I am not aware of any issues with unbound in this regard. Our install guide would result in you using the following IP for unbound as an upstream DNS server:
127.0.0.1#5335
Please generate a fresh debug log, upload it and post the token here. Also, please post the output of the following command from the Pi terminal:
sudo netstat -nltup | grep 'Proto\|:53 \|:5053 \|:5353 \|:5335 \|:8953 \|:67 \|:80 \|:471'
This may be due to DNSCrypt using the port on startup prior to fully reading its configuration file that moves it to port 5333.
A few notes from your debug log - all a reiteration of the reply previously posted by Bucking_Horn:
Don't use local as your domain name on the LAN. That's used for multicast DNS and will cause other problems if you have devices that want to use Bonjour or other mDNS.
Don't provide Google DNS as a second DNS server. Clients are free to use any DNS available to them, which will result in some DNS traffic bypassing Pi-hole.
*** [ DIAGNOSING ]: Discovering active DHCP servers (takes 10 seconds)
Scanning all your interfaces for DHCP servers
Timeout: 10 seconds
* Received 306 bytes from eth0:192.168.1.2
Offered IP address: 192.168.1.15
Server IP address: 192.168.1.2
Relay-agent IP address: N/A
BOOTP server: (empty)
BOOTP file: (empty)
DHCP options:
Message type: DHCPOFFER (2)
netmask: 255.255.255.0
router: 192.168.1.2
default-ttl: 64
lease-time: 86400 ( 1d )
server-identifier: 192.168.1.2
domain-name: "local"
dns-server: 192.168.1.200
dns-server: 8.8.8.8
renewal-time: 43200 ( 12h )
rebinding-time: 75600 ( 21h )
--- end of options ---
DHCP packets received on interface lo: 0
DHCP packets received on interface eth0: 1
You still have multiple IP's assigned to the Pi, only one of which is used for Pi-hole.
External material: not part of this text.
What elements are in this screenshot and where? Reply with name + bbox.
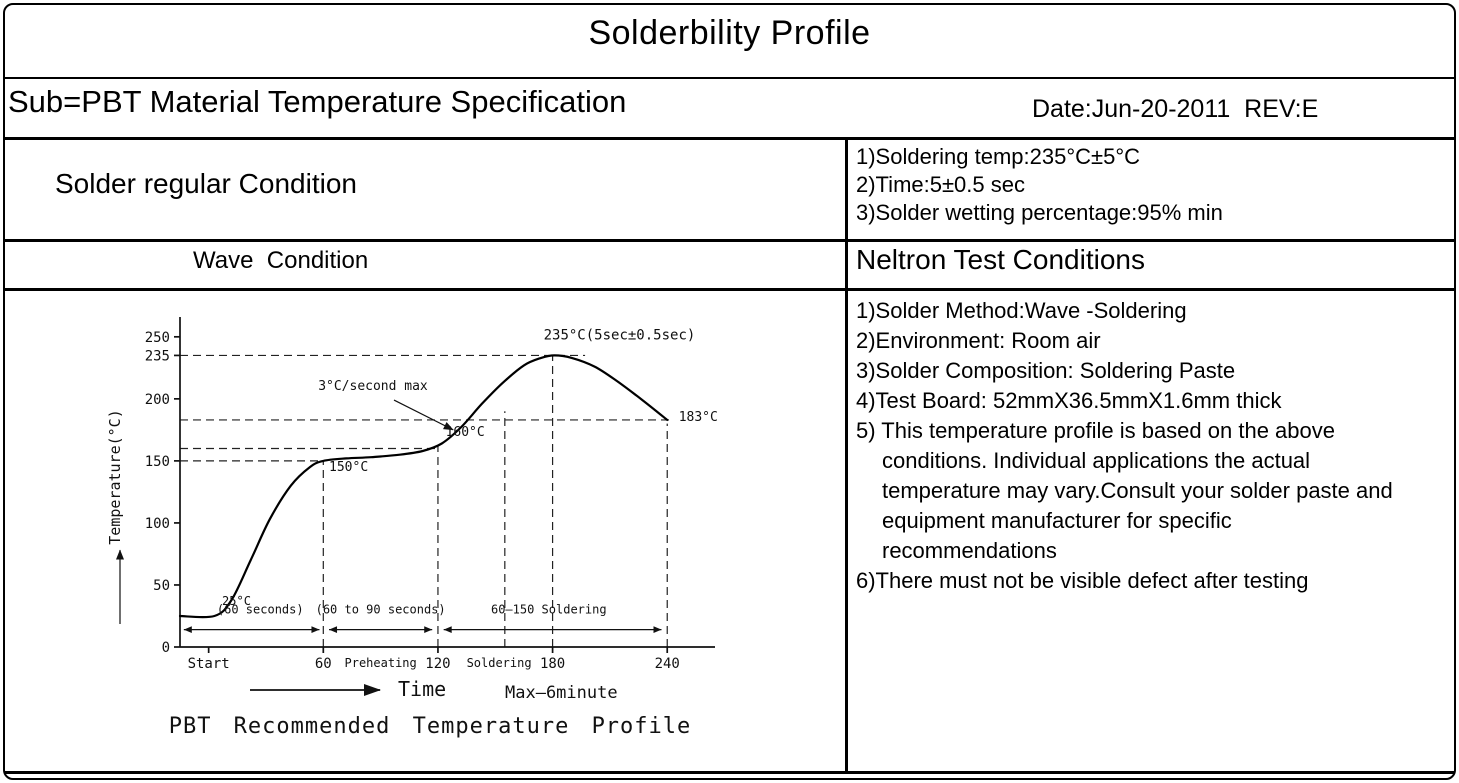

If this is not intentional, then remove the unused IP.
*** [ DIAGNOSING ]: Networking
[✓] IPv4 address(es) bound to the eth0 interface:
192.168.1.15/24 does not match the IP found in /etc/pihole/setupVars.conf (https://discourse.pi-hole.net/t/use-ipv6-ula-addresses-for-pi-hole/2127)
192.168.1.200/24 matches the IP found in /etc/pihole/setupVars.conf
This topic was automatically closed 21 days after the last reply. New replies are no longer allowed.